Bus Enumeration
In order to address a PCI device it must be mapped into the I/O port address space or the memory-mapped address space of the system. The system's firmware/device drivers or the operating system will program the Base Address Registers (commonly called BARs) to inform the device of its address mapping by writing configuration commands to the PCI controller. Because all PCI devices are in an inactive state upon system reset, they will not have any addresses assigned to them by which the operating system or device drivers can communicate with them. Either the BIOS or the operating system geographically addresses the PCI slots (e.g. the first PCI slot, the second PCI slot, or the third PCI slot, etc., on the motherboard) through the PCI controller using the per slot IDSEL (Initialization Device Select) signals.
Since there is no direct method for the BIOS or OS to determine which PCI slots have devices installed (nor the functions the device implements) the PCI bus(es) must be enumerated. Bus enumeration is performed by attempting to read the Vendor- and Device ID register for each combination of bus number and device number, at the device's function #0.
If there is no device that implements the function zero (i.e., vendor and device ID registers), the bus master performs an abort and returns all 1s in binary (hexadecimal FFFFFFFF). All ones is an invalid VID/DID value, thus a device driver can tell that the specified combination bus/device/function (B/D/F) does not exist. So, when a read to a function ID of zero for given bus/device causes the master (initiator) to abort, it must then be presumed that no working device exists on that bus because devices are required to implement function number zero. In this case, reads to the remaining functions numbers (1–7) are not necessary as they also will not exist.

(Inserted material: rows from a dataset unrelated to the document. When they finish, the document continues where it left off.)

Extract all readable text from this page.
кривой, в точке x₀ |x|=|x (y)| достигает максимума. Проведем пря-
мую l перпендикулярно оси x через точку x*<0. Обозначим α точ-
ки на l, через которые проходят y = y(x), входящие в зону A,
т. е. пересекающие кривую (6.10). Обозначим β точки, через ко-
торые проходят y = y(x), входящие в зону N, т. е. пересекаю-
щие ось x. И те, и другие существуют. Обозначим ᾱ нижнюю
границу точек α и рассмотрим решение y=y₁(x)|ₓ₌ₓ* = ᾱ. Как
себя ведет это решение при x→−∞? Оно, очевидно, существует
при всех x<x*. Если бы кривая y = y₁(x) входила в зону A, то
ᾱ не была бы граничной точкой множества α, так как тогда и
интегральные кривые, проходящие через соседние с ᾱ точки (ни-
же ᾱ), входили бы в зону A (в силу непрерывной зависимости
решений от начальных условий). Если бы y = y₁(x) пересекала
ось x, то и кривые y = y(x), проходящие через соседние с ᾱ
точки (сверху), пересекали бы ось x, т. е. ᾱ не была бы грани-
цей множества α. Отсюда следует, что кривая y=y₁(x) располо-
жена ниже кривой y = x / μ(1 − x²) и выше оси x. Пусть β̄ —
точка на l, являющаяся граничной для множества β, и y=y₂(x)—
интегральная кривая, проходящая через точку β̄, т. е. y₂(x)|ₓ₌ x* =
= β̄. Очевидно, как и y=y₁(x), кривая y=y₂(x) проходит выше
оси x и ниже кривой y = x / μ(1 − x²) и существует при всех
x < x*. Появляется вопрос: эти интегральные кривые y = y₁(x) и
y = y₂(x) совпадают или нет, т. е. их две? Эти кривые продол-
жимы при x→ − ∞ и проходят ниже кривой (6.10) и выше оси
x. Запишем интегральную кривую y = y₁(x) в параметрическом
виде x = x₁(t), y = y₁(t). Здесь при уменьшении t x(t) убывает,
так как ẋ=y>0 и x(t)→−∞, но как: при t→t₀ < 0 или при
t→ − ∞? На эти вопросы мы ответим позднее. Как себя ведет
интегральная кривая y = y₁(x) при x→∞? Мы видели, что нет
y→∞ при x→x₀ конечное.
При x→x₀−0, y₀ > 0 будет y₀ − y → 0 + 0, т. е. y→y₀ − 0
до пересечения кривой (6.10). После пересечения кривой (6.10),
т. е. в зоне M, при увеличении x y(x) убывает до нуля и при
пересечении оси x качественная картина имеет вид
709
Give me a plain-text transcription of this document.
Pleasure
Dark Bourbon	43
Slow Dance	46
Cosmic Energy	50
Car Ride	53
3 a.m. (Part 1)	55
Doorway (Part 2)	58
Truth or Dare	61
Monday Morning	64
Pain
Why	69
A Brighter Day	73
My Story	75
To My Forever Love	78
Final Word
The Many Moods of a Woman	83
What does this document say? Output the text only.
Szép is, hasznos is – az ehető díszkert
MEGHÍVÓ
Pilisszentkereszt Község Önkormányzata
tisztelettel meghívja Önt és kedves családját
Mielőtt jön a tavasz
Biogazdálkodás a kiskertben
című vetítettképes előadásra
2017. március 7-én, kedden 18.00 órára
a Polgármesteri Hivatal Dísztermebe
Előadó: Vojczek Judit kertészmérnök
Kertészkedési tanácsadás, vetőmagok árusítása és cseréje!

When a read to a specified BDF combination vendor ID register succeeds, the BIOS or OS knows it exists. It write all 1s to the BARs, and read back the devices requested memory size in the form of 0s where don't care address is. The design implies that all address spaces used are a power of two and are naturally aligned. At this point BIOS or OS program the memory mapped and I/O port addresses the function will respond to into the devices' BAR configuration register. These addresses stay valid as long as the system remains turned on. On power off, all these settings are lost and on the next system boot, the configuration procedure is repeated all over again. Since this entire process is fully automated, the computer user is spared the task of configuring any newly added hardware manually by modifying settings of DIP switches on the cards themselves. This is how plug and play is implemented.
If a PCI-to-PCI bridge is found, the system must assign the secondary PCI bus beyond the bridge a bus number other than 0, and then enumerate the devices on that secondary bus.
Each non-bridge PCI device function can implement up to 6 BARs, each of which can respond to different addresses in I/O port and memory-mapped address space. Each BAR describes a region :
Bits | Description | Values |
---|---|---|
For all PCI BARs | ||
0 | Region Type | 0 = Memory 1 = I/O (deprecated) |
For Memory BARs | ||
2-1 | Locatable | 0 = any 32-bit 1 = < 1MiB 2 = any 64-bit |
3 | Prefetchable | 0 = no 1 = yes |
31-4 | Base Address | 16-byte aligned |
For I/O BARs (Deprecated) | ||
1 | Reserved | |
31-2 | Base Address | 4-byte aligned |
A device can have a ROM which can contain driver code or configuration information.